Within the ENSUS program, biopolymers economic viability and , CO2 uptake, and release energy will be assessed and weighed against benchmarks. Abundant natural resources in Morocco will be used to synthetize cellulosic biopolymer foams for designing a sustainable Direct CO2 Capture (DCC) process.
Water and energy are the two most vital resources in a world striving to provide clean water supplies and energy sources to a steadily increasing population and a globally expanding indusial sector. Thus, since extracting, distribution, and treating water requires energy, and many processes for extracting and refining various fuel sources and producing electricity use water, efforts to comprehensively understand the interdependency between water and energy are receiving more and more attention from the academia, industry and the general public. The water-energy (W&E) nexus is therefore a pivotal topic to be analyzed and studied in order to achieve sustainable resource management, especially in a context a fragilized environment and depleting energy and/or impaired water resources.

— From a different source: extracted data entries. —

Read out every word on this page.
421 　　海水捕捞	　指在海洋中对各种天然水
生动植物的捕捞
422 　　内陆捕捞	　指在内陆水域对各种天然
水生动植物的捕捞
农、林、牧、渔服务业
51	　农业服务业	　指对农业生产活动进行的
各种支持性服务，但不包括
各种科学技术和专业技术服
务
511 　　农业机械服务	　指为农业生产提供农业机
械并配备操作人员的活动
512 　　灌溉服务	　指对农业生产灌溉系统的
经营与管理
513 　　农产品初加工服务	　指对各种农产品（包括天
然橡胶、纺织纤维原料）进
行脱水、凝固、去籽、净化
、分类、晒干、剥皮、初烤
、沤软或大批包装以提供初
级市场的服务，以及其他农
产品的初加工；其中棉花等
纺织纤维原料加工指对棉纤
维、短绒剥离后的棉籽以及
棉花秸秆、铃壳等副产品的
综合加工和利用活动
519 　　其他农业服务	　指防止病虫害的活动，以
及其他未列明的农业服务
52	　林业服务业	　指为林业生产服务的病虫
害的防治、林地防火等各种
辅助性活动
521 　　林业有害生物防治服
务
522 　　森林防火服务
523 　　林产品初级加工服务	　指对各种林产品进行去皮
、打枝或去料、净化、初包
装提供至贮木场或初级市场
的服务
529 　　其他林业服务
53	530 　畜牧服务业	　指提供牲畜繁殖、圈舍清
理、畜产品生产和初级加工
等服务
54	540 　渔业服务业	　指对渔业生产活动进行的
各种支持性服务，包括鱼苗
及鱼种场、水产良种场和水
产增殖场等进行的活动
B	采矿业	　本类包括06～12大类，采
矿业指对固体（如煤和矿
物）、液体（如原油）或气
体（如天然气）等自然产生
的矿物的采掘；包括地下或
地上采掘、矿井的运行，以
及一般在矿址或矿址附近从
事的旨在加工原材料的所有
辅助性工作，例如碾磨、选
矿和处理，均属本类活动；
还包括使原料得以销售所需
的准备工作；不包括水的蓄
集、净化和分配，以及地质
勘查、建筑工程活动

In the ENSUS chair, a dedicated thrust for the W&E nexus. The main objective is to provide stakeholders, decision makers, researchers and the general public with a critical and constantly updated account on the R&D effort related to W&E nexus occurring worldwide, with a special focus on Moroccan and African case studies. Overall, in this thrust, the nexus will be in-depth explored from various angles, namely technological, economic, environmental, societal and policy making perspectives, though contributions from ENSUS SAB and IAB members, along with other world-class scientists, and leading industrialists and policy makers.